# Qustion on sinewave

1. Dec 18, 2011

### greg997

If the expression forsinewave is y=Asin(ωt±α)
then α is the phase angle.
But what is time displacement looking at that expression?
Thank you

2. Dec 18, 2011

### Mentallic

Time displacement? I assume you mean how long it takes for the sine wave to repeat a cycle, or its [STRIKE]frequency[/STRIKE].

All sine waves repeat every $2\pi$ units.
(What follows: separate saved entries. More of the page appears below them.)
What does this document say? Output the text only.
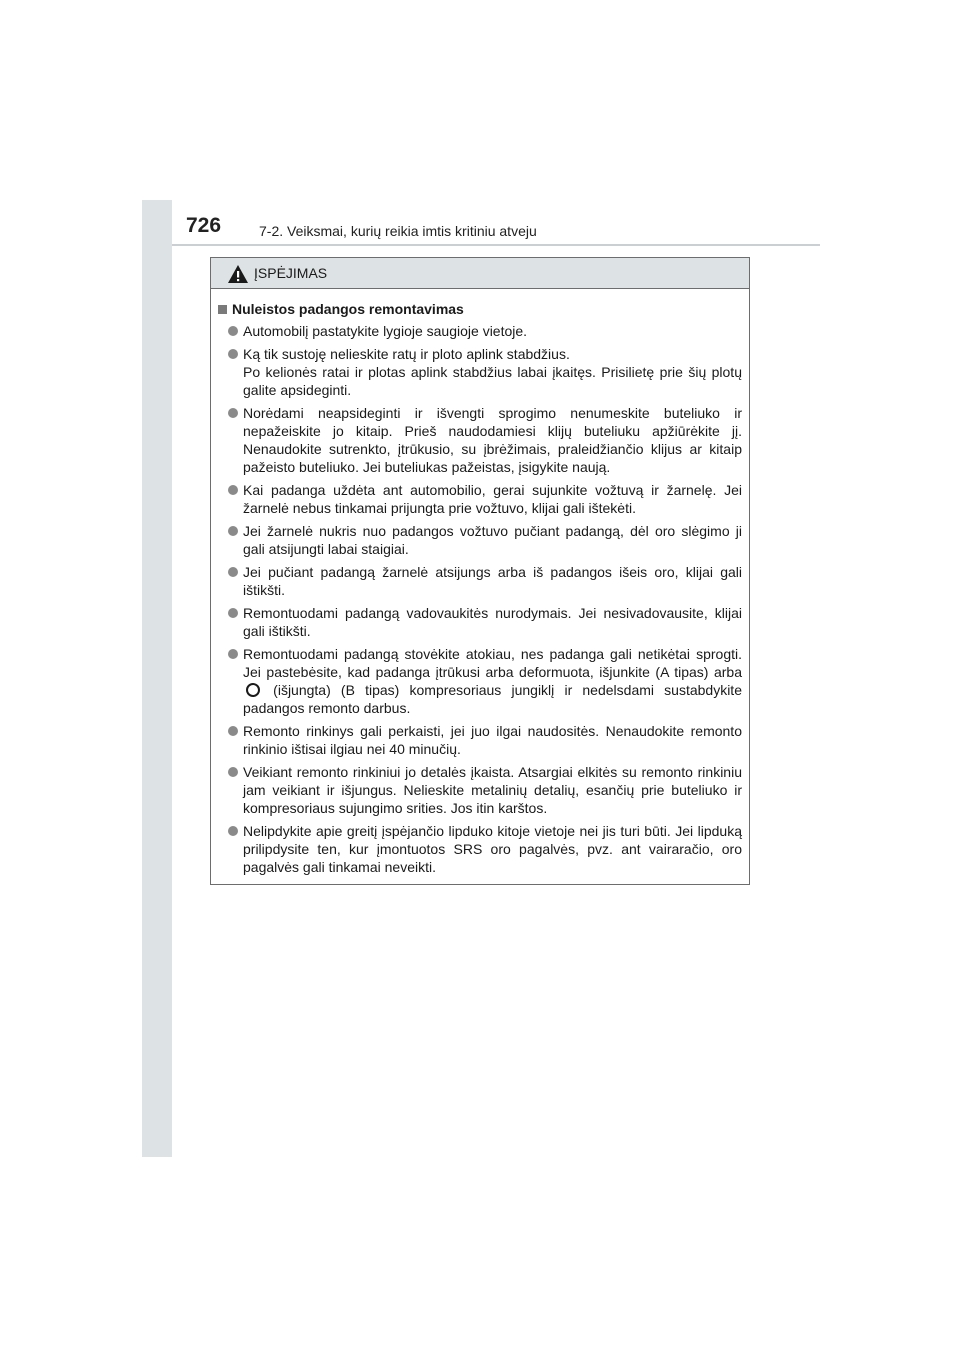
726	7-2. Veiksmai, kurių reikia imtis kritiniu atveju
ĮSPĖJIMAS
Nuleistos padangos remontavimas
Automobilį pastatykite lygioje saugioje vietoje.
Ką tik sustoję nelieskite ratų ir ploto aplink stabdžius.
Po kelionės ratai ir plotas aplink stabdžius labai įkaitęs. Prisilietę prie šių plotų galite apsideginti.
Norėdami neapsideginti ir išvengti sprogimo nenumeskite buteliuko ir nepažeiskite jo kitaip. Prieš naudodamiesi klijų buteliuku apžiūrėkite jį. Nenaudokite sutrenkto, įtrūkusio, su įbrėžimais, praleidžiančio klijus ar kitaip pažeisto buteliuko. Jei buteliukas pažeistas, įsigykite naują.
Kai padanga uždėta ant automobilio, gerai sujunkite vožtuvą ir žarnelę. Jei žarnelė nebus tinkamai prijungta prie vožtuvo, klijai gali ištekėti.
Jei žarnelė nukris nuo padangos vožtuvo pučiant padangą, dėl oro slėgimo ji gali atsijungti labai staigiai.
Jei pučiant padangą žarnelė atsijungs arba iš padangos išeis oro, klijai gali ištikšti.
Remontuodami padangą vadovaukitės nurodymais. Jei nesivadovausite, klijai gali ištikšti.
Remontuodami padangą stovėkite atokiau, nes padanga gali netikėtai sprogti. Jei pastebėsite, kad padanga įtrūkusi arba deformuota, išjunkite (A tipas) arba  (išjungta) (B tipas) kompresoriaus jungiklį ir nedelsdami sustabdykite padangos remonto darbus.
Remonto rinkinys gali perkaisti, jei juo ilgai naudositės. Nenaudokite remonto rinkinio ištisai ilgiau nei 40 minučių.
Veikiant remonto rinkiniui jo detalės įkaista. Atsargiai elkitės su remonto rinkiniu jam veikiant ir išjungus. Nelieskite metalinių detalių, esančių prie buteliuko ir kompresoriaus sujungimo srities. Jos itin karštos.
Nelipdykite apie greitį įspėjančio lipduko kitoje vietoje nei jis turi būti. Jei lipduką prilipdysite ten, kur įmontuotos SRS oro pagalvės, pvz. ant vairaračio, oro pagalvės gali tinkamai neveikti.
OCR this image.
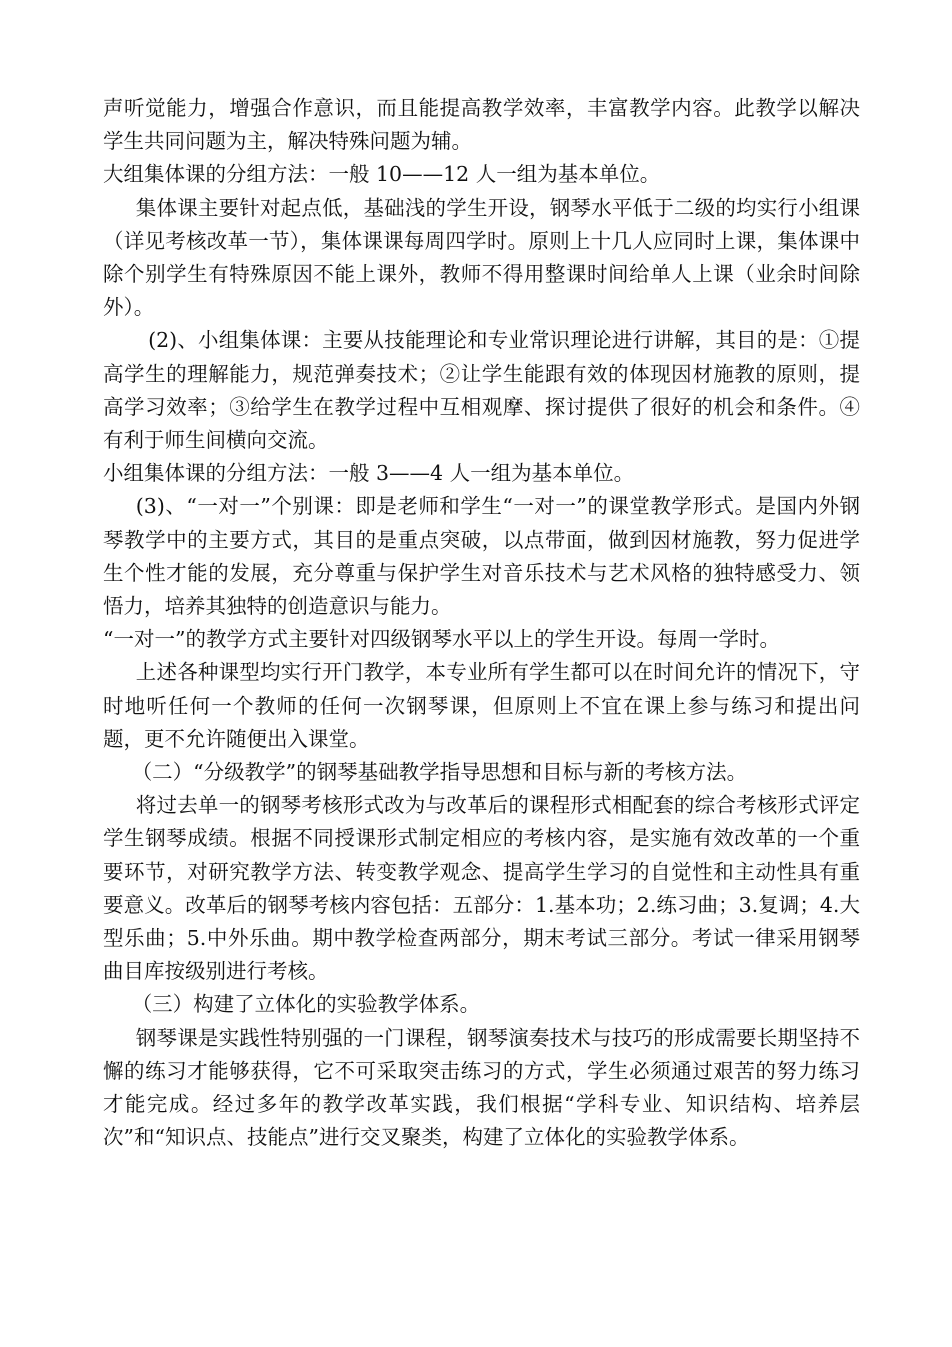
声听觉能力，增强合作意识，而且能提高教学效率，丰富教学内容。此教学以解决学生共同问题为主，解决特殊问题为辅。

大组集体课的分组方法：一般 10——12 人一组为基本单位。

集体课主要针对起点低，基础浅的学生开设，钢琴水平低于二级的均实行小组课（详见考核改革一节），集体课课每周四学时。原则上十几人应同时上课，集体课中除个别学生有特殊原因不能上课外，教师不得用整课时间给单人上课（业余时间除外）。

(2)、小组集体课：主要从技能理论和专业常识理论进行讲解，其目的是：①提高学生的理解能力，规范弹奏技术；②让学生能跟有效的体现因材施教的原则，提高学习效率；③给学生在教学过程中互相观摩、探讨提供了很好的机会和条件。④有利于师生间横向交流。

小组集体课的分组方法：一般 3——4 人一组为基本单位。

(3)、“一对一”个别课：即是老师和学生“一对一”的课堂教学形式。是国内外钢琴教学中的主要方式，其目的是重点突破，以点带面，做到因材施教，努力促进学生个性才能的发展，充分尊重与保护学生对音乐技术与艺术风格的独特感受力、领悟力，培养其独特的创造意识与能力。

“一对一”的教学方式主要针对四级钢琴水平以上的学生开设。每周一学时。

上述各种课型均实行开门教学，本专业所有学生都可以在时间允许的情况下，守时地听任何一个教师的任何一次钢琴课，但原则上不宜在课上参与练习和提出问题，更不允许随便出入课堂。

（二）“分级教学”的钢琴基础教学指导思想和目标与新的考核方法。

将过去单一的钢琴考核形式改为与改革后的课程形式相配套的综合考核形式评定学生钢琴成绩。根据不同授课形式制定相应的考核内容，是实施有效改革的一个重要环节，对研究教学方法、转变教学观念、提高学生学习的自觉性和主动性具有重要意义。改革后的钢琴考核内容包括：五部分：1.基本功；2.练习曲；3.复调；4.大型乐曲；5.中外乐曲。期中教学检查两部分，期末考试三部分。考试一律采用钢琴曲目库按级别进行考核。

（三）构建了立体化的实验教学体系。

钢琴课是实践性特别强的一门课程，钢琴演奏技术与技巧的形成需要长期坚持不懈的练习才能够获得，它不可采取突击练习的方式，学生必须通过艰苦的努力练习才能完成。经过多年的教学改革实践，我们根据“学科专业、知识结构、培养层次”和“知识点、技能点”进行交叉聚类，构建了立体化的实验教学体系。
So what we're looking for is

$$wt_1+\alpha+2\pi$$

to be equal to

$$wt_2+\alpha$$

and we want to find t2 in terms of t1, t2>t1

So equating each expression and simplifying:

$$wt_1+\alpha+2\pi=wt_2+\alpha$$

$$wt_2=wt_1+2\pi$$

$$t_2=t_1+\frac{2\pi}{w}$$

So clearly from this, we can see that the time it takes from the first point in a cycle (t1) to the next (t2) takes $2\pi/w$ time.
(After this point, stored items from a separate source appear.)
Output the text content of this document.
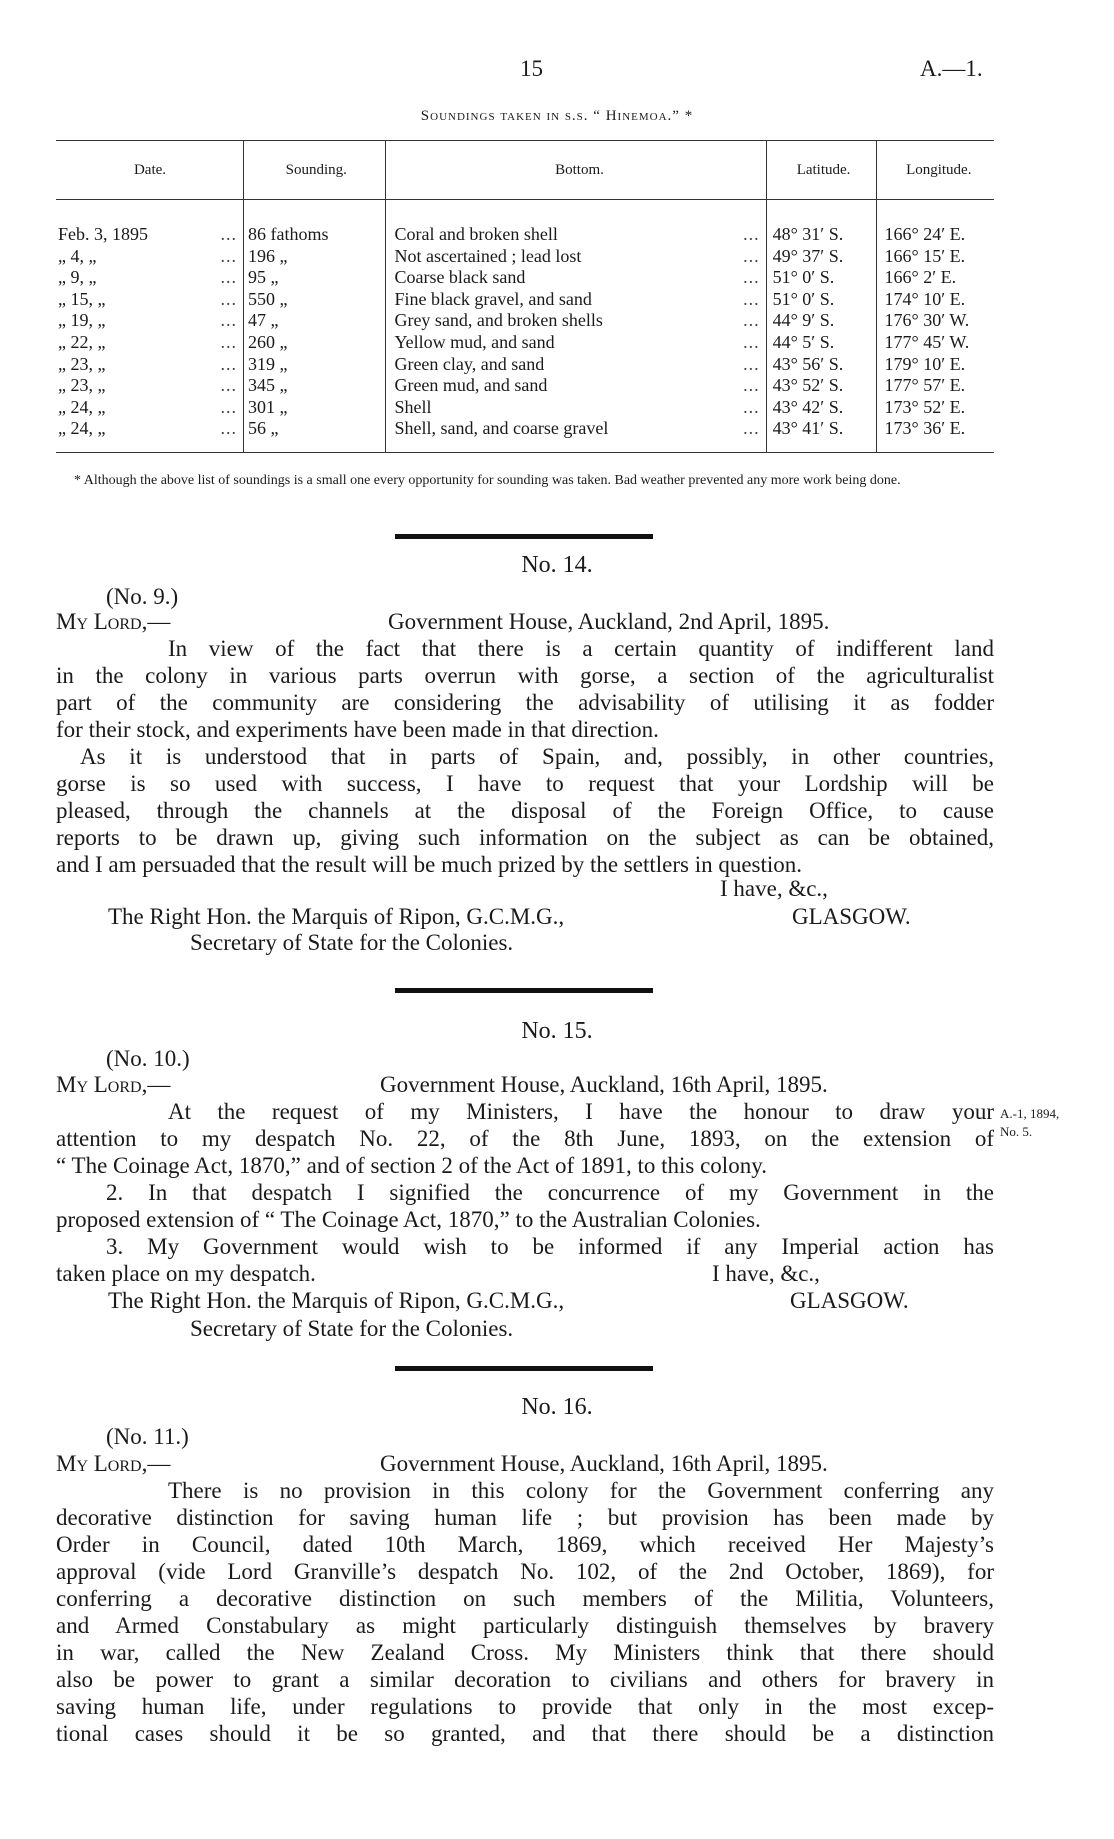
15	A.—1.
Soundings taken in s.s. “ Hinemoa.” *
Date.	Sounding.	Bottom.	Latitude.	Longitude.
Feb. 3, 1895 ...	86 fathoms	Coral and broken shell ...	48° 31′ S.	166° 24′ E.
„ 4, „ ...	196 „	Not ascertained ; lead lost ...	49° 37′ S.	166° 15′ E.
„ 9, „ ...	95 „	Coarse black sand ...	51° 0′ S.	166° 2′ E.
„ 15, „ ...	550 „	Fine black gravel, and sand ...	51° 0′ S.	174° 10′ E.
„ 19, „ ...	47 „	Grey sand, and broken shells ...	44° 9′ S.	176° 30′ W.
„ 22, „ ...	260 „	Yellow mud, and sand ...	44° 5′ S.	177° 45′ W.
„ 23, „ ...	319 „	Green clay, and sand ...	43° 56′ S.	179° 10′ E.
„ 23, „ ...	345 „	Green mud, and sand ...	43° 52′ S.	177° 57′ E.
„ 24, „ ...	301 „	Shell ...	43° 42′ S.	173° 52′ E.
„ 24, „ ...	56 „	Shell, sand, and coarse gravel ...	43° 41′ S.	173° 36′ E.
* Although the above list of soundings is a small one every opportunity for sounding was taken. Bad weather prevented any more work being done.
No. 14.
(No. 9.)
My Lord,—	Government House, Auckland, 2nd April, 1895.
In view of the fact that there is a certain quantity of indifferent land
in the colony in various parts overrun with gorse, a section of the agriculturalist
part of the community are considering the advisability of utilising it as fodder
for their stock, and experiments have been made in that direction.
As it is understood that in parts of Spain, and, possibly, in other countries,
gorse is so used with success, I have to request that your Lordship will be
pleased, through the channels at the disposal of the Foreign Office, to cause
reports to be drawn up, giving such information on the subject as can be obtained,
and I am persuaded that the result will be much prized by the settlers in question.
I have, &c.,
The Right Hon. the Marquis of Ripon, G.C.M.G.,	GLASGOW.
Secretary of State for the Colonies.
No. 15.
(No. 10.)
My Lord,—	Government House, Auckland, 16th April, 1895.
At the request of my Ministers, I have the honour to draw your
attention to my despatch No. 22, of the 8th June, 1893, on the extension of
“ The Coinage Act, 1870,” and of section 2 of the Act of 1891, to this colony.
2. In that despatch I signified the concurrence of my Government in the
proposed extension of “ The Coinage Act, 1870,” to the Australian Colonies.
3. My Government would wish to be informed if any Imperial action has
taken place on my despatch.	I have, &c.,
A.-1, 1894,
No. 5.
The Right Hon. the Marquis of Ripon, G.C.M.G.,	GLASGOW.
Secretary of State for the Colonies.
No. 16.
(No. 11.)
My Lord,—	Government House, Auckland, 16th April, 1895.
There is no provision in this colony for the Government conferring any
decorative distinction for saving human life ; but provision has been made by
Order in Council, dated 10th March, 1869, which received Her Majesty’s
approval (vide Lord Granville’s despatch No. 102, of the 2nd October, 1869), for
conferring a decorative distinction on such members of the Militia, Volunteers,
and Armed Constabulary as might particularly distinguish themselves by bravery
in war, called the New Zealand Cross. My Ministers think that there should
also be power to grant a similar decoration to civilians and others for bravery in
saving human life, under regulations to provide that only in the most excep-
tional cases should it be so granted, and that there should be a distinction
Also to get a more intuitive understanding of this, just think about the length of a complete cycle for sin(x), then sin(2x), sin(x/3) - which is the same as sin(1/3*x) etc.

edit: meant to say period, not frequency.

Last edited: Dec 18, 2011
3. Dec 18, 2011

### greg997

Thank you for your really good explanation.
But I am not sure this is the answer to the question I was given. I am not sure.
Can frequency and time period T be called time displacement? Is it not about that phase angle?
Thanks any way

4. Dec 18, 2011

### technician

Is it ω that is worrying you?
ω is an 'angular velocity' it is the number of cycles (given in radians) completed per second
1 cycle is 2∏ radians and therefore ω = 2∏/T where T is the time for 1 cycle.... the time period

So T = 2∏/ω

and frequency f = 1/T = ω/2∏

Hope this helps

5. Dec 18, 2011

### LCKurtz

You haven't given the definition of "time displacement". If you write$$sin(\omega t \pm \alpha) = \sin(\omega(t \pm \frac \alpha \omega))$$ is it the $\pm\frac \alpha \omega$ you want? (Notice that is a question; I'm just guessing here).